Surfacing Dormant Entitlements
Beyond typical policy misconfigurations, Entitlements Inventory helps teams identify dormant entitlements. These are permissions that grant administrative or sensitive access but are currently assigned to nobody. These represent a latent risk of forgotten access that could be easily exploited if rediscovered or improperly assigned. The Token Security platform helps teams proactively identify and clean up these risks.
Addressing Overpermissioning at Scale
Overpermissioning is one of the most persistent security problems in the enterprise. It is rarely caused by malicious intent. More often, it happens because teams are moving quickly, access is granted broadly to avoid blocking work, and permissions are then never revisited. Engineers end up with super admin access. Agents receive write privileges when they only need read access. Groups accumulate permissions over time and roles become dumping grounds for convenience.

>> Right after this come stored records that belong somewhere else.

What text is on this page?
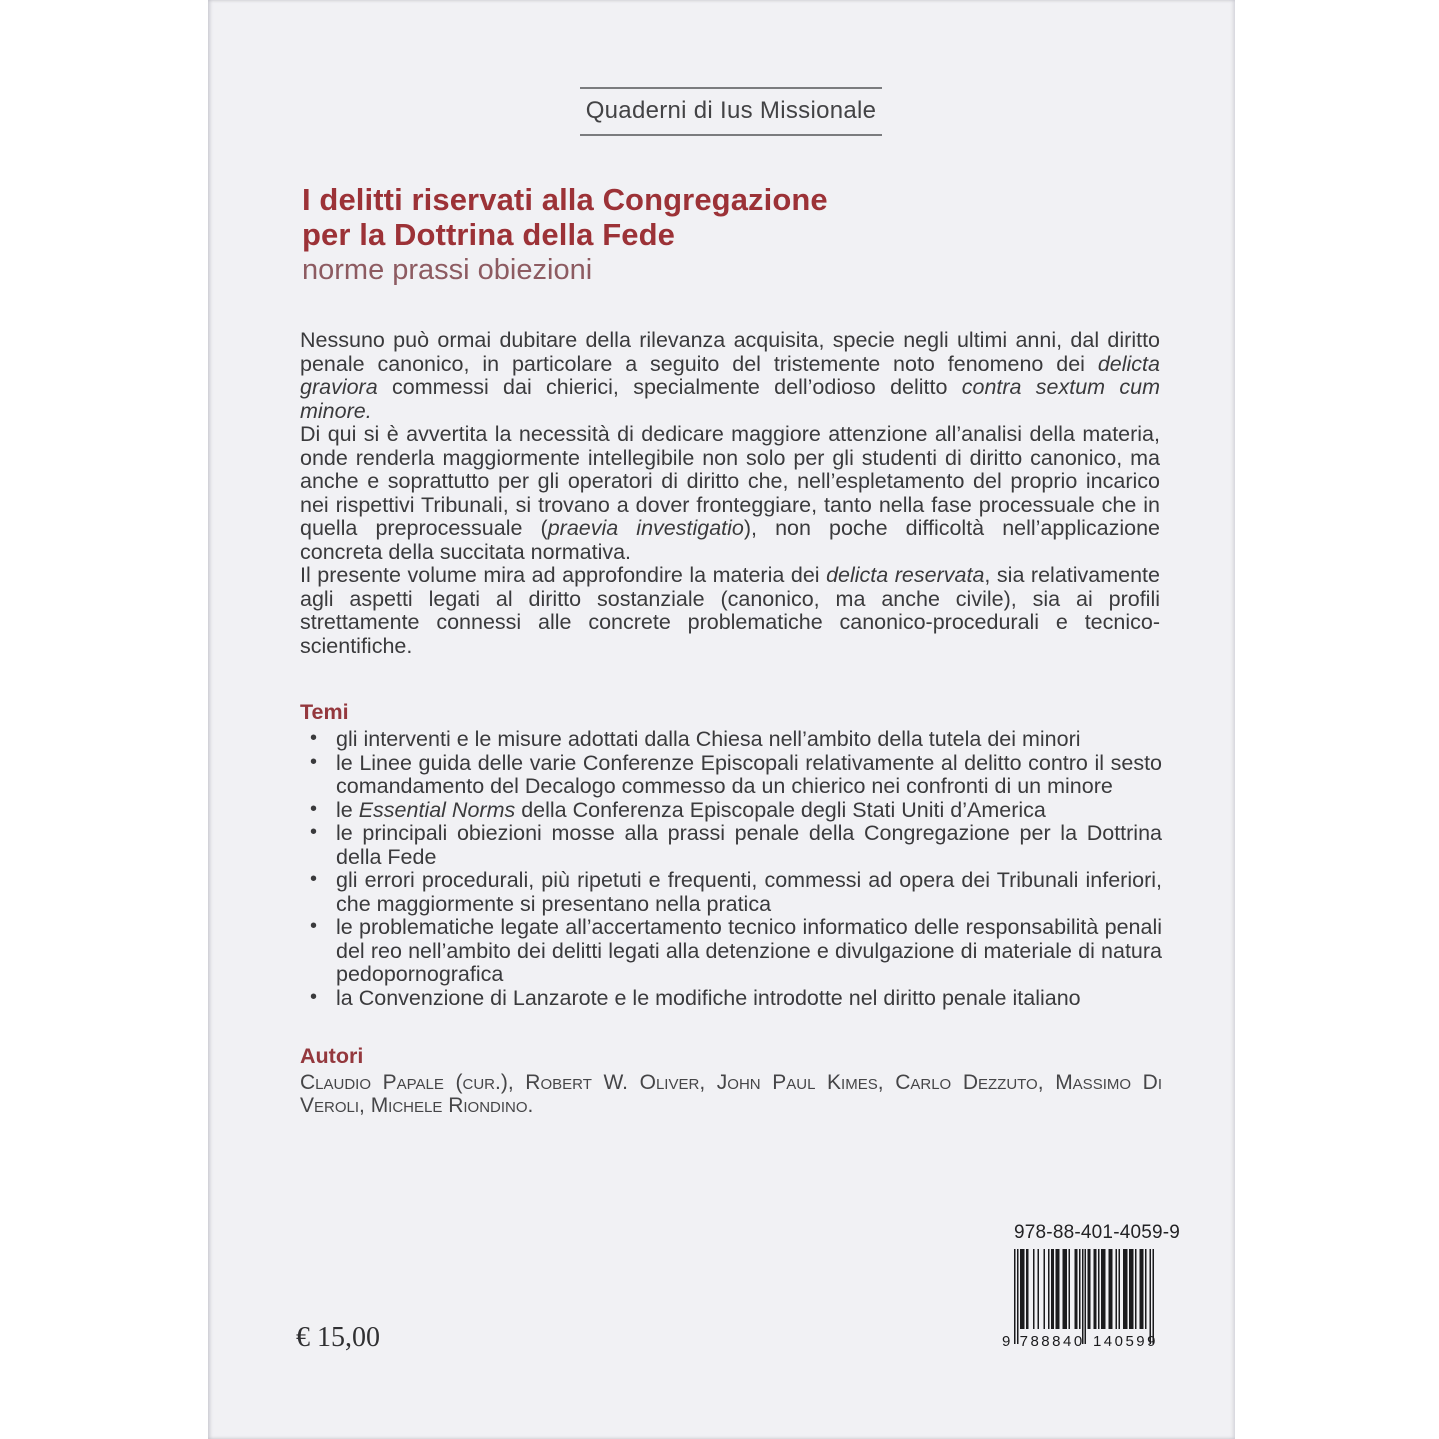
Quaderni di Ius Missionale
I delitti riservati alla Congregazione
per la Dottrina della Fede
norme prassi obiezioni
Nessuno può ormai dubitare della rilevanza acquisita, specie negli ultimi anni, dal diritto penale canonico, in particolare a seguito del tristemente noto fenomeno dei delicta graviora commessi dai chierici, specialmente dell’odioso delitto contra sextum cum minore.
Di qui si è avvertita la necessità di dedicare maggiore attenzione all’analisi della materia, onde renderla maggiormente intellegibile non solo per gli studenti di diritto canonico, ma anche e soprattutto per gli operatori di diritto che, nell’espletamento del proprio incarico nei rispettivi Tribunali, si trovano a dover fronteggiare, tanto nella fase processuale che in quella preprocessuale (praevia investigatio), non poche difficoltà nell’applicazione concreta della succitata normativa.
Il presente volume mira ad approfondire la materia dei delicta reservata, sia relativamente agli aspetti legati al diritto sostanziale (canonico, ma anche civile), sia ai profili strettamente connessi alle concrete problematiche canonico-procedurali e tecnico-scientifiche.
Temi
• gli interventi e le misure adottati dalla Chiesa nell’ambito della tutela dei minori
• le Linee guida delle varie Conferenze Episcopali relativamente al delitto contro il sesto comandamento del Decalogo commesso da un chierico nei confronti di un minore
• le Essential Norms della Conferenza Episcopale degli Stati Uniti d’America
• le principali obiezioni mosse alla prassi penale della Congregazione per la Dottrina della Fede
• gli errori procedurali, più ripetuti e frequenti, commessi ad opera dei Tribunali inferiori, che maggiormente si presentano nella pratica
• le problematiche legate all’accertamento tecnico informatico delle responsabilità penali del reo nell’ambito dei delitti legati alla detenzione e divulgazione di materiale di natura pedopornografica
• la Convenzione di Lanzarote e le modifiche introdotte nel diritto penale italiano
Autori
Claudio Papale (cur.), Robert W. Oliver, John Paul Kimes, Carlo Dezzuto, Massimo Di Veroli, Michele Riondino.
€ 15,00
978-88-401-4059-9
9 788840 140599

For small environments, teams may be able to investigate these issues manually. For large enterprises with thousands or millions of entities, that approach does not scale. Security and identity teams need a severity-ranked inventory to see patterns, identify concentrations of risk, and prioritize remediation without clicking through every identity one by one. Every entitlement is assigned a risk level, allowing teams to triage the riskiest access first. The Entitlements Inventory feature now gives them that view.
Data Confidence and Clarity
It also gives teams confidence in the data behind the view. Token Security utilizes three levels of classification confidence: verified, inferred, and unknown. Verified entitlements are confirmed directly through integrations. Inferred intent is based on naming patterns, such as a group called "Super Administrators." Crucially, surfacing the "unknown" state is a deliberate choice to flag uncertainty to the user rather than making potentially dangerous assumptions. By distinguishing these levels of evidence, Token Security helps customers understand not only what we found, but the reliability of that determination.

The Value of Centralized Visibility
That distinction matters because no enterprise environment is perfectly documented. New services appear. New frameworks are adopted. Teams create new roles and groups. Permissions evolve faster than governance processes can keep up. Entitlements Inventory helps security and identity teams make sense of that complexity earlier, even when the underlying data is incomplete or inconsistent.
The value for our customers is immediate. Security and identity teams can now centralize permission visibility, investigate risky access faster, reduce overprivileged identities and agents, support least privilege initiatives, and build stronger foundations for compliance and remediation. When paired with Token Security’s broader platform capabilities, including ownership context, usage insights, risk analysis, and playbooks, entitlement visibility becomes part of a larger identity and access lifecycle.
Next Steps
First, discover what exists. Then understand what it allows, identify who or what has it, determine whether it is being used, prioritize what needs to change, and enable remediation through automated workflows.
The Entitlements Inventory feature is now available in the Token Security platform, giving customers a new way to understand permissions across identities, NHIs, and AI agents. It helps security and identity teams move from scattered access data to centralized insight, from manual investigation to scalable prioritization, and from broad assumptions to evidence-backed decisions.